Flex a seal...anyone use it

Touché.

More than one way to skin that cat but I wouldn’t want to be behind a rig on a tight trail with sheet metal screws holding the tire to its bead. Some patience and saving some money for another month or two and this could be much more simple.


Sent from my iPhone using Tapatalk
Most people think same but screws are spaced close together right behind the bead, it holds up really well. I wouldn't trust jumping a rig and landing on this setup lol, but I drove on a flat with many turns and bumps and good distance and put air back in it and went on.
Its not for everyone lol, after all its gotta be cheap junk rims and little time to spare
 
vs someone without beadlocks at all. W
I've been that guy many times in past and it sucked for me, and really sucked for the crowd behind. So for now I found solution to get me by
 
No way. I'm guessing John got all four rims used for around $100 or less. Screws are cheap. Re-centered H1 rims with stamped/pressed centers are not cheap, and the vast majority of rigs cannot run them without being re-centered.
Yep, got 5 37s with these rims for 300..not bad
 
Yessir, this I found out on my other jeep I had so that's why I'm not taking them out lol.
Its not that big a deal, to loose 5psi over a full week or so is nothing considering I have 60screws into each rim lol (yeah I'm doing pretty good as someone stated).
It was just a "thought" and wonder since I ran across that can stuff the other day.
If I didn't think I might use the rims for bigger tires later on I would put gorilla glue over each bolt & call it good but never know when looking for different tires later.
I appreciate everyone's advise though!

Remove the valve stem and fill the tire with coolant/radiator stop leak, upto the bottom of the rim. It should help seal them up. It looks like youre running aluminum rims. If so I put alumaseal in some old alum beadlocks I ran, and i stopped them from leaking around the welds. That or 8oz of Stay Flo Starch are two sand rail tricks for sealing up beadlocks.

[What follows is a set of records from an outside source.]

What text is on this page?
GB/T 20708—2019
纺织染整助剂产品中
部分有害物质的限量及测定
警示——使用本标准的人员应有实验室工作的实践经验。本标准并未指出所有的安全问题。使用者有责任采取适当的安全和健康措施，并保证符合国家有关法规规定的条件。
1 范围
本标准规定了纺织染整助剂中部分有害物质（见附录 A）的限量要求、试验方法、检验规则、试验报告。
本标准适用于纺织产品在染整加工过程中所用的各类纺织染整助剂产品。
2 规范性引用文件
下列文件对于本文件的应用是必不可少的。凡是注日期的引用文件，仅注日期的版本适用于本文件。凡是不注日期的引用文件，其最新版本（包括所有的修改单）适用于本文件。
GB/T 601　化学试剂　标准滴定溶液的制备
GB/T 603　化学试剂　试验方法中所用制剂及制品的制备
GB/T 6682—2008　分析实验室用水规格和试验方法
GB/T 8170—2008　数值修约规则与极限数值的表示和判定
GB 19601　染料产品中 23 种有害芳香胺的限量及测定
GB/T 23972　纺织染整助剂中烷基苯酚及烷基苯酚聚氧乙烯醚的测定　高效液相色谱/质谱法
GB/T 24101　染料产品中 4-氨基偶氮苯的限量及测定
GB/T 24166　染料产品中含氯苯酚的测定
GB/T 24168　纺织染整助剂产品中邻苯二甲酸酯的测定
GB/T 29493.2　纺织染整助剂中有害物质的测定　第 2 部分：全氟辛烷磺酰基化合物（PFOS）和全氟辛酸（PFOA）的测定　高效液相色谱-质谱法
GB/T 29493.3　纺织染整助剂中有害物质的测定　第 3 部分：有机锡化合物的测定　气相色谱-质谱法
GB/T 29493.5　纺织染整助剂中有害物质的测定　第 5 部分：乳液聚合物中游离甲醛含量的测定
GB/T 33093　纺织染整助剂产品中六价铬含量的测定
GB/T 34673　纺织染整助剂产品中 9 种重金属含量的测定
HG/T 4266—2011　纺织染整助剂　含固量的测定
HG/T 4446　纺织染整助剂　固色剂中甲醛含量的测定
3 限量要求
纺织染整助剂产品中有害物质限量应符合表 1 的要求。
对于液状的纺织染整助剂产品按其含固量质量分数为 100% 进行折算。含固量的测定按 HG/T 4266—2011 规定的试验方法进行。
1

1 bottle of Liquid Alumaseal Radiator Stop Leak, mixed with 15 ounces of regular Anti-Freeze (non- Dex),.. I use Peak brand.

You have to stir the Alumaseal with a screwdriver to get the stuff in the bottom of the bottle blended with the liquid. Then pour it into an old gear oil bottle along with the Anti-freeze, and use the gear oil spout tip with 6" of vinyl tubing to connect to your valve stem (core removed), then squeeze the bottle 'till empty. You HAVE to shake the bottle alot to keep the stop leak in suspension. Drive the car a mile or so and you're done.
 
If he drilled 60 holes in an ALUMINUM rim....we wont have to worry about losing a bead.
 
No way. I'm guessing John got all four rims used for around $100 or less. Screws are cheap. Re-centered H1 rims with stamped/pressed centers are not cheap, and the vast majority of rigs cannot run them without being re-centered.
Not to mention the weight,I have recentered H1's w pvc run flats and rock rings w a 42 inch Irok and they are a hand full.